2.- Saborear corporalmente la realidad

Recuerdo una anécdota que me ocurrió con una joven con la que salí a tomar algo a un lugar de tapas. Pedimos una tabla de quesos y cuando me fui a dar cuenta yo ya me había comido mi parte. Ella me miró sorprendida y me dijo: “¡Qué rápido te lo has tomado¡ ”. “ Si-dije yo un poco avergonzada- tenía hambre. “¿Qué queso te ha gustado más?”-me preguntó. “¡Ah!, ¿es que eran diferentes?” Me los había tomado tan deprisa que apenas había podido saborearlos. Fue una llamada de atención y sentí que así iba también por la vida, sin darme el tiempo y el silencio para gustar las relaciones y las cosas.

Padecemos un déficit de atención, podemos oír sin escuchar, mirar sin ver, comer sin saborear…y eso nos hace difícil disfrutar de una vida plena, crear en nosotros un espacio de receptividad. La oración es el lugar donde nuestros sentidos se van serenando, donde se hacen capaces de acceder a la realidad no desde la voracidad sino desde la apertura y la donación. Necesitamos aprender a saborear corporalmente la realidad, a pasar por nuestro cuerpo los matices y registros de la vida, en su gran diversidad, en su disonancia y en su armonía, en toda la gama de sus colores [3]. Recuperar esa sabiduría corporal a la que Jesús invitaba: “dichosos vuestros ojos porque ven y vuestros oídos porque oyen (Mt 13, 16)

Una oración que pusiera el Evangelio en contacto con nuestra razón y nuestro discurso, pero que no tocara ni convirtiera nuestros sentidos, no dejaría huella en nuestros cuerpos [4], no tejería encarnación, no se traduciría en nuestro modo de estar presentes y vincularnos y no podría operar transformaciones en la realidad.

San Ignacio proponía en sus meditaciones la aplicación de sentidos [5]. Ejercitar en la oración la vista, el tacto, el oído, el gusto y el olfato que abren los sentidos del corazón. Acceder a Jesús y a las escenas del Evangelio como si presentes nos hallásemos. Es el modo en que nuestra sensibilidad se va haciendo semejante a la de Jesús. “Actuar corporalmente como Jesús para ser interiormente como él. [6]”

Si nuestro cuerpo no recibe la buena noticia no podremos pasarla, aunque empeñemos todos los años de nuestra vida y todos los recursos a nuestro alcance. Si los gustos de Jesús no van siendo los nuestros, nuestro código corporal no podrá incorporarse a su modo de proceder. En ocasiones vemos “cuerpos eclesiales” que en sí mismos ya hablan. Dejan poco lugar para la transparencia, hay demasiada gravedad, uno mismo ocupa demasiado espacio.

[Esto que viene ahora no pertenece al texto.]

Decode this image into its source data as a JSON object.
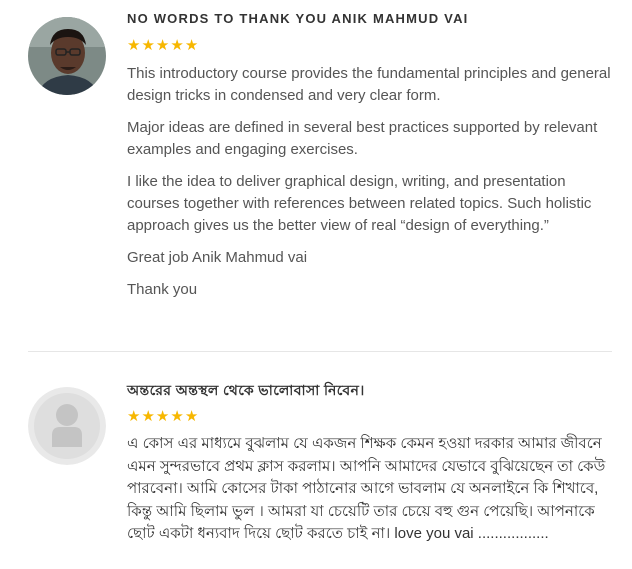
{
  "reviews": [
    {
      "avatar": "photo-avatar",
      "title": "NO WORDS TO THANK YOU ANIK MAHMUD VAI",
      "rating": 5,
      "paragraphs": [
        "This introductory course provides the fundamental principles and general design tricks in condensed and very clear form.",
        "Major ideas are defined in several best practices supported by relevant examples and engaging exercises.",
        "I like the idea to deliver graphical design, writing, and presentation courses together with references between related topics. Such holistic approach gives us the better view of real “design of everything.”",
        "Great job Anik Mahmud vai",
        "Thank you"
      ]
    },
    {
      "avatar": "default-user-avatar",
      "title": "অন্তরের অন্তস্থল থেকে ভালোবাসা নিবেন।",
      "rating": 5,
      "paragraphs": [
        "এ কোস এর মাধ্যমে বুঝলাম যে একজন শিক্ষক কেমন হওয়া দরকার আমার জীবনে এমন সুন্দরভাবে প্রথম ক্লাস করলাম। আপনি আমাদের যেভাবে বুঝিয়েছেন তা কেউ পারবেনা। আমি কোসের টাকা পাঠানোর আগে ভাবলাম যে অনলাইনে কি শিখাবে, কিন্তু আমি ছিলাম ভুল । আমরা যা চেয়েটি তার চেয়ে বহু গুন পেয়েছি। আপনাকে ছোট একটা ধন্যবাদ দিয়ে ছোট করতে চাই না। love you vai ................."
      ]
    }
  ],
  "colors": {
    "star": "#f7b700",
    "text": "#555555",
    "title": "#333333",
    "divider": "#e6e6e6"
  }
}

Poco a poco, en la medida en que nuestro cuerpo va siendo integrado al amparo del amor sanador y posibilitador de Dios, nos vamos atreviendo a expresar toda la variedad de registros y de colores que hay en nosotros, sin guardar ninguno (¡Y tenemos tantos por despertar!) Desde los más oscuros hasta los más luminosos, todos nos parecerán dignos de existir y amables.